PARCERIA ESTRATÉGICA
Brasil e EUA alinham cooperação contra narcotráfico em encontro no Peru
Ministros da Defesa do Brasil e Estados Unidos trataram de combate conjunto ao crime organizado. Conversas ocorrem em meio a tensões diplomáticas após declarações sobre uso de força militar.

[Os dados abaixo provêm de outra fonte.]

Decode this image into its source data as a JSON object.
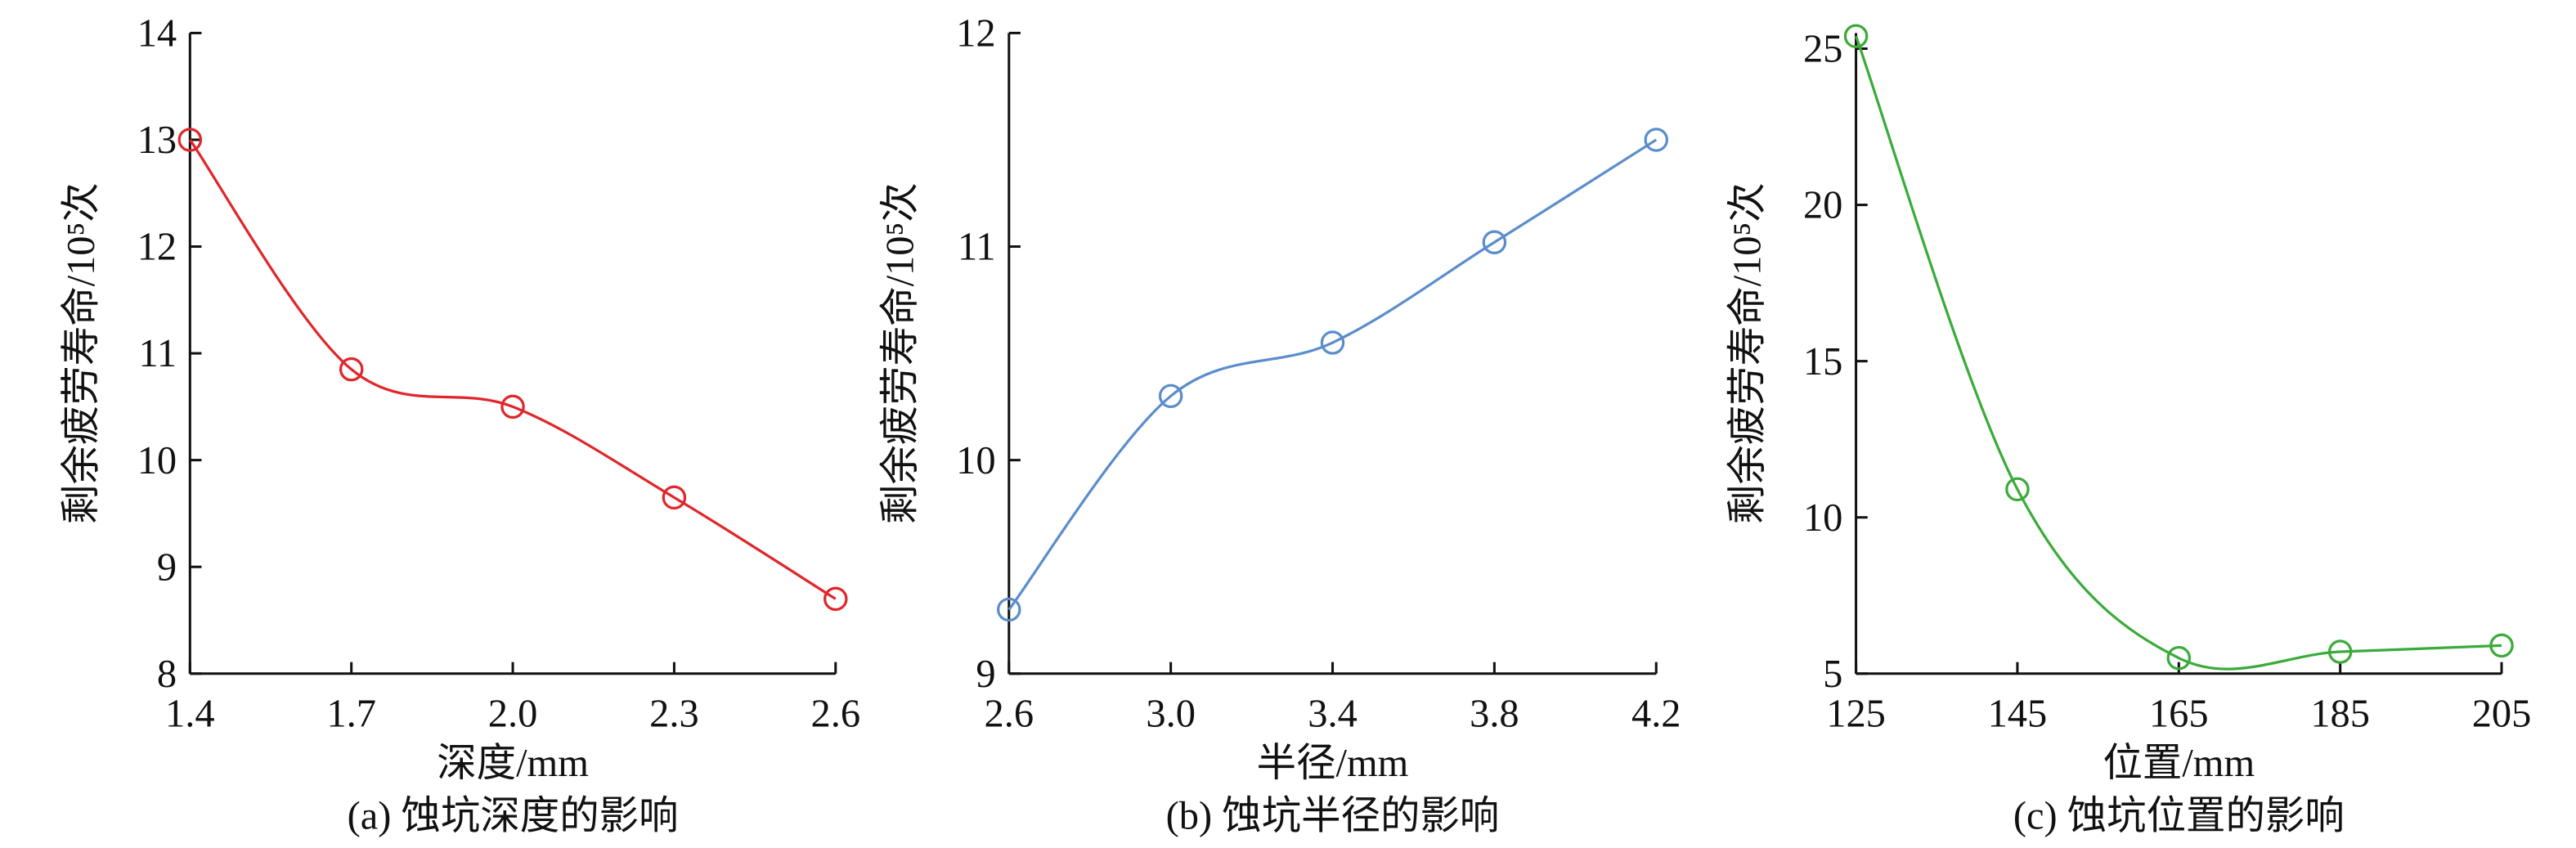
{
  "chart_data": [
    {
      "type": "line",
      "title": "(a) 蚀坑深度的影响",
      "x_label": "深度/mm",
      "y_label": "剩余疲劳寿命/10⁵次",
      "x": [
        1.4,
        1.7,
        2.0,
        2.3,
        2.6
      ],
      "values": [
        13.0,
        10.85,
        10.5,
        9.65,
        8.7
      ],
      "color": "#e0262b",
      "xlim": [
        1.4,
        2.6
      ],
      "xticks": [
        1.4,
        1.7,
        {
          "value": 2.0,
          "label": "2.0"
        },
        2.3,
        2.6
      ],
      "ylim": [
        8,
        14
      ],
      "yticks": [
        8,
        9,
        10,
        11,
        12,
        13,
        14
      ]
    },
    {
      "type": "line",
      "title": "(b) 蚀坑半径的影响",
      "x_label": "半径/mm",
      "y_label": "剩余疲劳寿命/10⁵次",
      "x": [
        2.6,
        3.0,
        3.4,
        3.8,
        4.2
      ],
      "values": [
        9.3,
        10.3,
        10.55,
        11.02,
        11.5
      ],
      "color": "#5b8dcc",
      "xlim": [
        2.6,
        4.2
      ],
      "xticks": [
        2.6,
        {
          "value": 3.0,
          "label": "3.0"
        },
        3.4,
        3.8,
        4.2
      ],
      "ylim": [
        9,
        12
      ],
      "yticks": [
        9,
        10,
        11,
        12
      ]
    },
    {
      "type": "line",
      "title": "(c) 蚀坑位置的影响",
      "x_label": "位置/mm",
      "y_label": "剩余疲劳寿命/10⁵次",
      "x": [
        125,
        145,
        165,
        185,
        205
      ],
      "values": [
        25.4,
        10.9,
        5.5,
        5.7,
        5.9
      ],
      "color": "#3aab3a",
      "xlim": [
        125,
        205
      ],
      "xticks": [
        125,
        145,
        165,
        185,
        205
      ],
      "ylim": [
        5,
        25.5
      ],
      "yticks": [
        5,
        10,
        15,
        20,
        25
      ]
    }
  ]
}
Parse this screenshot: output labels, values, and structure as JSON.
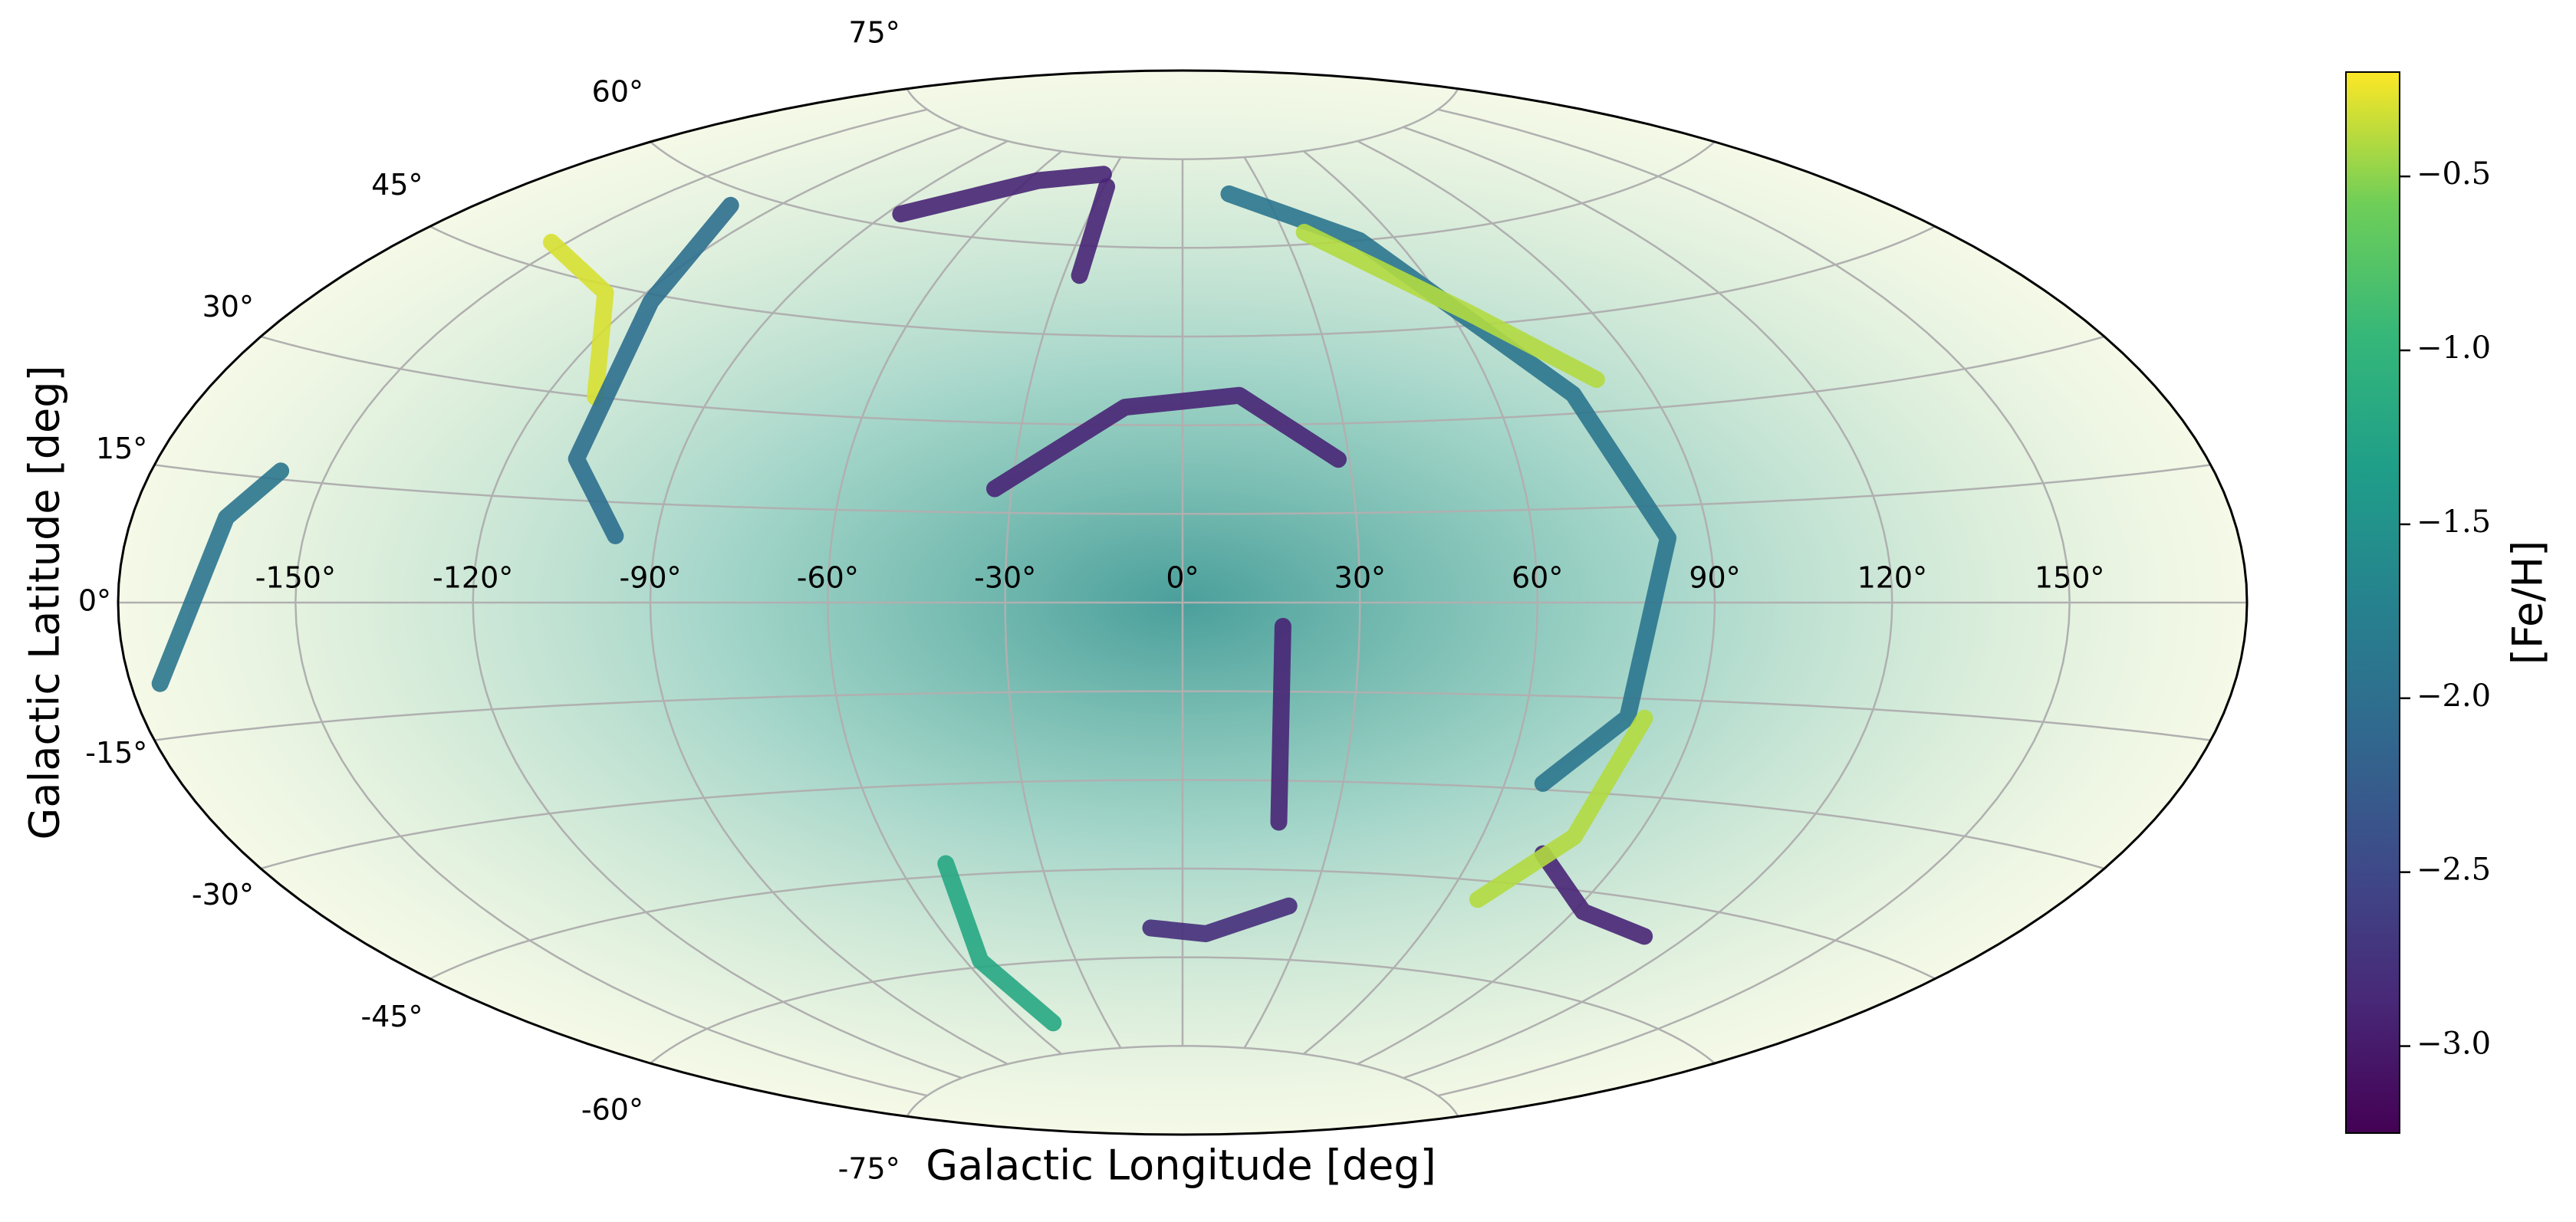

O ministro da Defesa, José Múcio Monteiro, e o subsecretário de Defesa para Política dos Estados Unidos, Elbridge Colby, reuniram-se nesta quarta-feira, 09/07/2026, em Cusco, no Peru. O encontro ocorreu durante a Conferência de Ministros da Defesa das Américas e atende a um pedido do governo americano. Os Estados Unidos buscam parceiros no continente para intensificar o combate ao narcotráfico e identificaram o Brasil como um parceiro de grande potencial. José Múcio reiterou o interesse brasileiro na colaboração mútua, sinalizando a importância estratégica dessa união para a segurança regional.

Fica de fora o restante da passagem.